Wednesday, October 14, 2020

More about Airball probe v8 charging

Fancy aerospace R&D requires fancy instrumentation. No expenses spared. So you will be delighted to know that the Airball project has acquired a top-of-the-line Eversame USB Digital Power Meter (Amazon's Choice) instrument. Nothing but the best.

With the help of this device, and accounting for milliamps here and there, it seems that our charging circuit is "losing" maybe 20 mA somewhere, but otherwise, the current that gets soaked up by the running system plus the current dumped in to charge the battery more or less equals the 470 mA that we are drawing from USB, which makes sense given that we are a "USB500" device that promises only to draw 500 mA. So all is good on that front.

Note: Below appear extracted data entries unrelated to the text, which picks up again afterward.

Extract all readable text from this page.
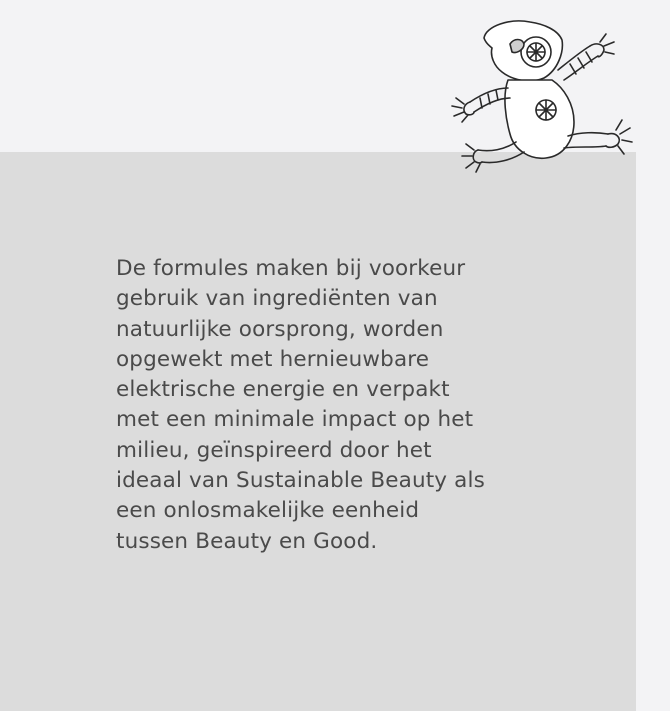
De formules maken bij voorkeur
gebruik van ingrediënten van
natuurlijke oorsprong, worden
opgewekt met hernieuwbare
elektrische energie en verpakt
met een minimale impact op het
milieu, geïnspireerd door het
ideaal van Sustainable Beauty als
een onlosmakelijke eenheid
tussen Beauty en Good.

The next step is -- when I know that I am charging, I can put the ESP32 into a sleep mode to minimize the amount of current I'm drawing for stuff like Wi-Fi transmission. This should hopefully let me charge at a somewhat faster rate. It is probably possible to keep my TCP connections going and transmit battery status only, once a second or something, while in charge mode, but that's fancy. For now, I know I can accomplish what I want to accomplish.

But. There is always a "but", isn't there?

Remember how the circuit has this nice blue LED blinkenlight that blinkens when it's charging? In case you forgot, it's this one:

Ya well, so when the power switch is OFF, the TI BQ24075 chip does NOT charge the battery (weird, but mmkay, whatevs), however it also keeps the "charging" LED ON!

In other words, you plug your probe into USB with the power switch OFF; it tells you it is charging; you go to sleep and come back the next morning; and it has lied to you! It has not been charging the battery.

This is bad. Wrong feedback is strictly worse than no feedback. :P

So a very kind EE friend looked over the data sheet and my design, and confirmed that yes, the data sheet is SUPER misleading. According to their design, this behavior is "allowed". They even give you a sample design with a little "charging" LED just the way I've done it, and it's useless.

So basically I'm going to blow away the "charging" LED and instead use the signaling LED that I have access to from software. I will detect whether or not I'm charging, and based on that, blink the LED appropriately. And also do the sleep thing to save current.